Mit freundlichen Grüßen

Michael Weiß
Rechtsanwalt und auch Fachanwalt für Arbeitsrecht

Esenser Str. 19
26603 Aurich
Tel. 04941-605347
Fax 04941-605348
email: info@fachanwalt-aurich.de

Nachfrage vom Fragesteller 04.04.2006 | 22:39

Vielen Dank für die Antwort.

zu 1. Es ist keine Regelung im Falle eines "nicht ausüben könnens" des Wohnrechts vorgesehen. Des weiteren sind keine finanziellen Forderungen oder ein Wert des Wohnrechts durch den Notar beziffert worden. Heißt das, dass das Sozialamt in diesem Fall keine finanziellen Forderungen stellen kann?

zu 2. Welcher Betrag könnte ca. als Nettojahresmiete vom Sozialamt verlangt werden?

zu 5. Warum müsste die Tochter (nicht wie versehentlich geschrieben die Schwester) mit ins Boot genommen werden? Sie hat doch eigentlich hier keine Rechte mehr an dem Wohnrecht.

Da die Zeit drängt (andere Mitbewerber) und das Sozialamt sich bei der zu ermittelnden Summe offenbar Zeit lässt, kommt für uns jetzt ein schneller Kauf mitsamt dem Wohnrecht in Frage. Die Chancen zur Ablösung des Wohnrechts nach dem Kauf sollten doch wie die zu zahlende Summe eigentlich gleich bleiben, oder? Es ändert sich doch prinzipiell nichts, lediglich, dass wir dann ohne Zeitdruck auf die Entscheidung des Sozialamtes warten können.
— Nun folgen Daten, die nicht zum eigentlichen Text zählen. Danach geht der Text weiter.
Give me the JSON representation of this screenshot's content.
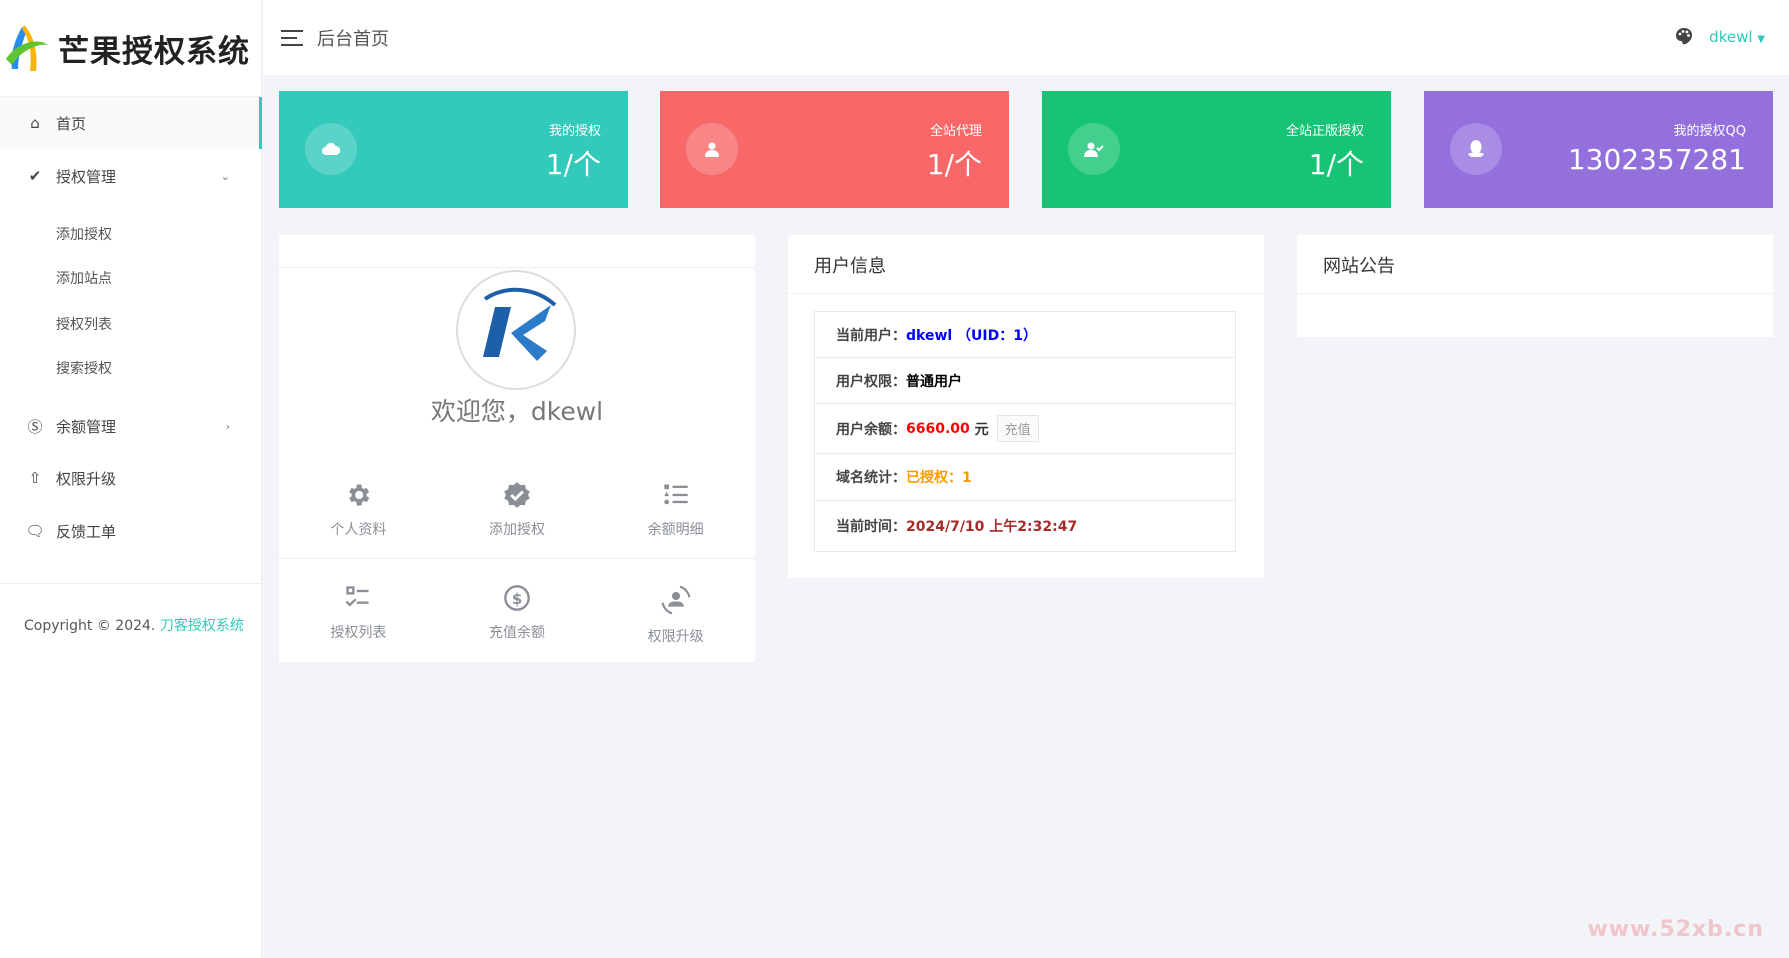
{
  "app": {
    "logo_text": "芒果授权系统"
  },
  "sidebar": {
    "items": [
      {
        "label": "首页",
        "icon": "home-icon",
        "active": true
      },
      {
        "label": "授权管理",
        "icon": "badge-check-icon",
        "expanded": true,
        "children": [
          "添加授权",
          "添加站点",
          "授权列表",
          "搜索授权"
        ]
      },
      {
        "label": "余额管理",
        "icon": "skype-s-icon"
      },
      {
        "label": "权限升级",
        "icon": "arrow-up-icon"
      },
      {
        "label": "反馈工单",
        "icon": "comments-icon"
      }
    ],
    "copyright": "Copyright © 2024.",
    "copyright_link": "刀客授权系统"
  },
  "header": {
    "title": "后台首页",
    "user": "dkewl"
  },
  "stats": [
    {
      "label": "我的授权",
      "value": "1/个",
      "color": "#33c9bb",
      "icon": "cloud-icon"
    },
    {
      "label": "全站代理",
      "value": "1/个",
      "color": "#f86869",
      "icon": "user-icon"
    },
    {
      "label": "全站正版授权",
      "value": "1/个",
      "color": "#17c374",
      "icon": "user-check-icon"
    },
    {
      "label": "我的授权QQ",
      "value": "1302357281",
      "color": "#9470dd",
      "icon": "qq-icon"
    }
  ],
  "profile": {
    "welcome": "欢迎您，dkewl",
    "shortcuts": [
      {
        "label": "个人资料",
        "icon": "gear-icon"
      },
      {
        "label": "添加授权",
        "icon": "badge-check-icon"
      },
      {
        "label": "余额明细",
        "icon": "list-icon"
      },
      {
        "label": "授权列表",
        "icon": "checklist-icon"
      },
      {
        "label": "充值余额",
        "icon": "dollar-circle-icon"
      },
      {
        "label": "权限升级",
        "icon": "user-sync-icon"
      }
    ]
  },
  "user_info": {
    "title": "用户信息",
    "rows": [
      {
        "key": "当前用户：",
        "value": "dkewl （UID：1）",
        "color": "#0000ff"
      },
      {
        "key": "用户权限：",
        "value": "普通用户",
        "color": "#000000"
      },
      {
        "key": "用户余额：",
        "value": "6660.00",
        "unit": "元",
        "button": "充值",
        "color": "#ff0000"
      },
      {
        "key": "域名统计：",
        "value": "已授权：1",
        "color": "#ff9900"
      },
      {
        "key": "当前时间：",
        "value": "2024/7/10 上午2:32:47",
        "color": "#a52a2a"
      }
    ]
  },
  "notice": {
    "title": "网站公告"
  },
  "watermark": "www.52xb.cn"
}
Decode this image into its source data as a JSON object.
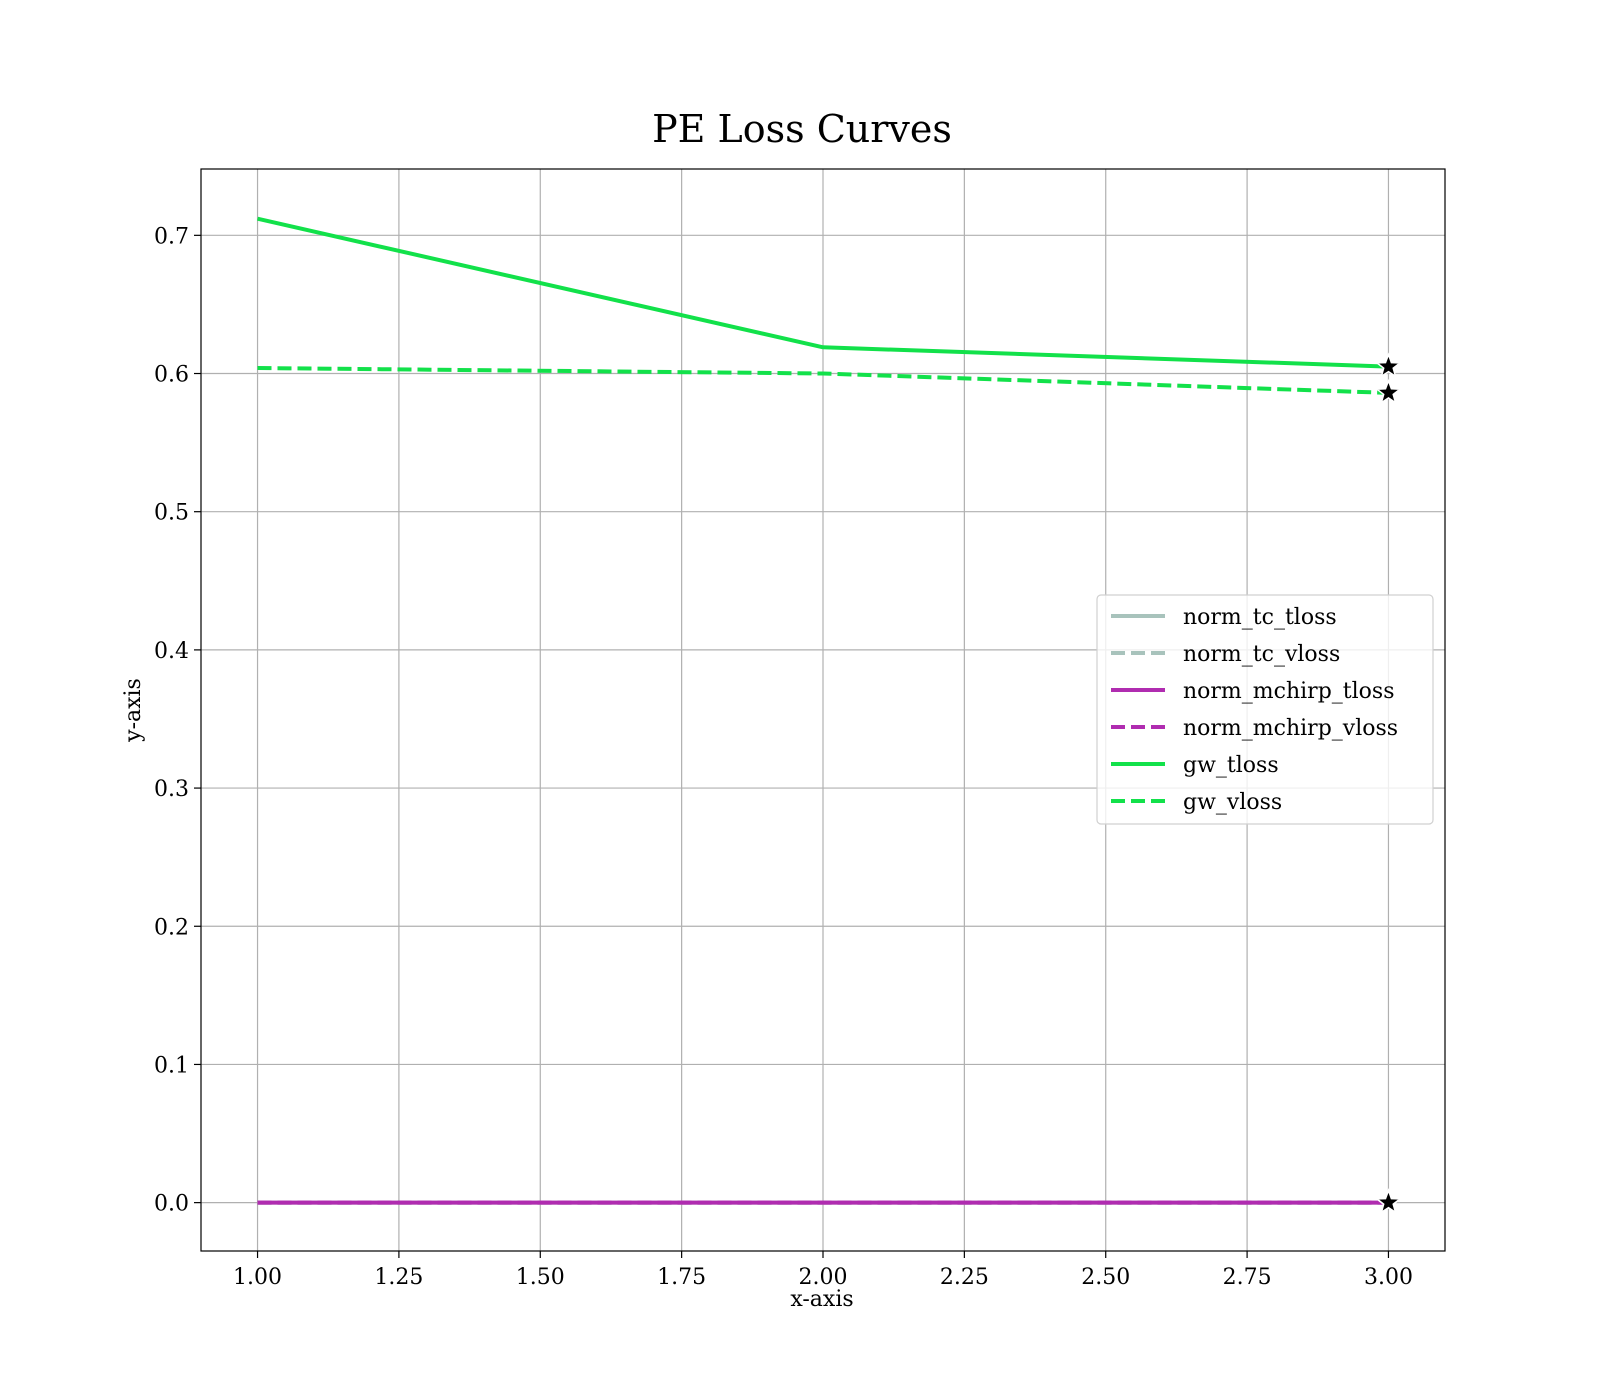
{
  "chart_data": {
    "type": "line",
    "title": "PE Loss Curves",
    "xlabel": "x-axis",
    "ylabel": "y-axis",
    "xlim": [
      0.9,
      3.1
    ],
    "ylim": [
      -0.035,
      0.748
    ],
    "xticks": [
      1.0,
      1.25,
      1.5,
      1.75,
      2.0,
      2.25,
      2.5,
      2.75,
      3.0
    ],
    "xtick_labels": [
      "1.00",
      "1.25",
      "1.50",
      "1.75",
      "2.00",
      "2.25",
      "2.50",
      "2.75",
      "3.00"
    ],
    "yticks": [
      0.0,
      0.1,
      0.2,
      0.3,
      0.4,
      0.5,
      0.6,
      0.7
    ],
    "ytick_labels": [
      "0.0",
      "0.1",
      "0.2",
      "0.3",
      "0.4",
      "0.5",
      "0.6",
      "0.7"
    ],
    "grid": true,
    "legend_position": "center-right",
    "x": [
      1,
      2,
      3
    ],
    "series": [
      {
        "name": "norm_tc_tloss",
        "values": [
          0.0,
          0.0,
          0.0
        ],
        "color": "#a8c3bc",
        "dashed": false,
        "best_marker": true
      },
      {
        "name": "norm_tc_vloss",
        "values": [
          0.0,
          0.0,
          0.0
        ],
        "color": "#a8c3bc",
        "dashed": true,
        "best_marker": true
      },
      {
        "name": "norm_mchirp_tloss",
        "values": [
          0.0,
          0.0,
          0.0
        ],
        "color": "#b02cb0",
        "dashed": false,
        "best_marker": true
      },
      {
        "name": "norm_mchirp_vloss",
        "values": [
          0.0,
          0.0,
          0.0
        ],
        "color": "#b02cb0",
        "dashed": true,
        "best_marker": true
      },
      {
        "name": "gw_tloss",
        "values": [
          0.712,
          0.619,
          0.605
        ],
        "color": "#12e14a",
        "dashed": false,
        "best_marker": true
      },
      {
        "name": "gw_vloss",
        "values": [
          0.604,
          0.6,
          0.586
        ],
        "color": "#12e14a",
        "dashed": true,
        "best_marker": true
      }
    ],
    "marker": "star",
    "marker_color": "#000000"
  }
}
Wäre Ihrer Meinung nach eine Einigung mit dem Sozialamt über die Ablösung des Wohnrechts auch noch nach dem Kauf denkbar bzw. ratsam?

Vielen Dank.

MfG

Antwort auf die Nachfrage vom Anwalt 05.04.2006 | 09:07

Guten Morgen,

noch kurz zu Ihren Nachfragen:

a)
Wenn keine Regelung hinsichtlich eines finanziellen Ausgleichs getroffen wurde, haben Sie vom Sozialamt keine finanziellen Forderungen zu befürchten. Hier kann allenfalls die Vermietung verlangt werden.

b)
Die Höhe der Nettojahresmiete kann ich ohne Kenntnis des Hauses nicht beurteilen. Maßgeblich ist die Miete, die von einem Dritten für das Bewohnen des Hauses ortsüblich bezahlt werden würde.

c)
Die Tochter muß mit zustimmen, da diese nach Ihren Angaben Betreuerin ist. Hier ist allerdings entscheidend, für welchen Bereich die Betreuung angeordnet ist. Wenn die Vermögenssorge umfaßt ist, kann eine Regelung ohne Zustimmung der Tochter nicht getroffen werden.

d)
Der Kauf selbst ändert natürlich an der Situation zunächst nichts. Eine Regelung sollten Sie aber vor dem Umbau bzw. Neubau getroffen haben, da Sie ansonsten Werte schaffen, die dann durch das Sozialamt abgeschöpft werden könnten.